We're reviewing some security findings and I'm trying to understand a finding about open redirects. Essentially the question is: Can a redirect to a hard-coded known-local path with user-supplied parameters in the query component be an open redirect?

Say you have the following in page1.aspx:

Response.Redirect("/page2.aspx?parm=" + Request["user-supplied-value"]);

Can page1.aspx, in and of itself, be an open redirect? Is there any value that can be supplied in the request to page1 that would cause a browser to ignore the "page2.aspx" path of the redirect and instead redirect to the user-supplied-value in the query part of the redirect url?
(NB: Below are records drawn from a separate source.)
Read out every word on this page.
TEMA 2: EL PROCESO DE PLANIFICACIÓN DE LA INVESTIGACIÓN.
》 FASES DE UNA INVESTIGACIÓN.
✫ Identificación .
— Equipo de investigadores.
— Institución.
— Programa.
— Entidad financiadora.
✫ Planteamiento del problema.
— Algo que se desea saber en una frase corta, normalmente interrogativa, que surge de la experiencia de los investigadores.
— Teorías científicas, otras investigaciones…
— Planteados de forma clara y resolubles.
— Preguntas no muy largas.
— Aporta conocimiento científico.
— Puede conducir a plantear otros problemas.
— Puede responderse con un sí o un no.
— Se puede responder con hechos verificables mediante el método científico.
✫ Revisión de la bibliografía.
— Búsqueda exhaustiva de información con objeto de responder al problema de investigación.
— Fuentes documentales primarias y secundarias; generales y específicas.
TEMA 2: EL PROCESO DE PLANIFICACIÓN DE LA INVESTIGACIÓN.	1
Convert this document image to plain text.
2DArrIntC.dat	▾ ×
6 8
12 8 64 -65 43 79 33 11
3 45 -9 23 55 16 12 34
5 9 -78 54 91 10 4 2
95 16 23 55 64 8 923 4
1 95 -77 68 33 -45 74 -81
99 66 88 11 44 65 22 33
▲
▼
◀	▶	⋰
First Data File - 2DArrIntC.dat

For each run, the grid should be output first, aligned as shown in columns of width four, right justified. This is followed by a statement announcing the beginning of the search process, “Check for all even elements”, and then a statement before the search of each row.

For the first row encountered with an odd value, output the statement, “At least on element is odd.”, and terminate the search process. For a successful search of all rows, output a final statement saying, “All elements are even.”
Please note, I am NOT referring to the situation where page2.aspx then takes the value of the parm and mindlessly redirects to it, that is an open redirect. I'm referring more to something like how a semicolon in a SQL Injection might terminate leading text and allow you to inject a new statement inline. I cannot think of a value for a parm in the query part that would essentially override the path part.

To be explicit, if you think the answer is "Yes, open redirects happen when you redirect to user-supplied inputs" go read the question again. I am not referring to the situation where page2 blindly redirects to the value supplied in the parameter. Rather can the redirect in page1 where the path component is hard-coded but has user-supplied parms be an open redirect?


Solution

  • It is not possible to make a modern browser go to a different page than page2.aspx just by manipulating the parameter. Therefore I wouldn't call this an open redirect, but it still might be a weakness, depending on what exactly page2.aspx does. It might become an actual open redirect as well in somewhat unexpected ways, like for example if there is header injection in page2.aspx and the attacker can inject a whole new Location header. Or this might be used to circumvent weak referrer-based csrf protection. Or it might just provide a way for an attacker to perform phishing by providing a link in a trusted application screen that does something the user didn't want to do.

    So in short this might just be a building block in a more complex attack - but it might be an important one, or not even a weakness, it all depends on page2.aspx.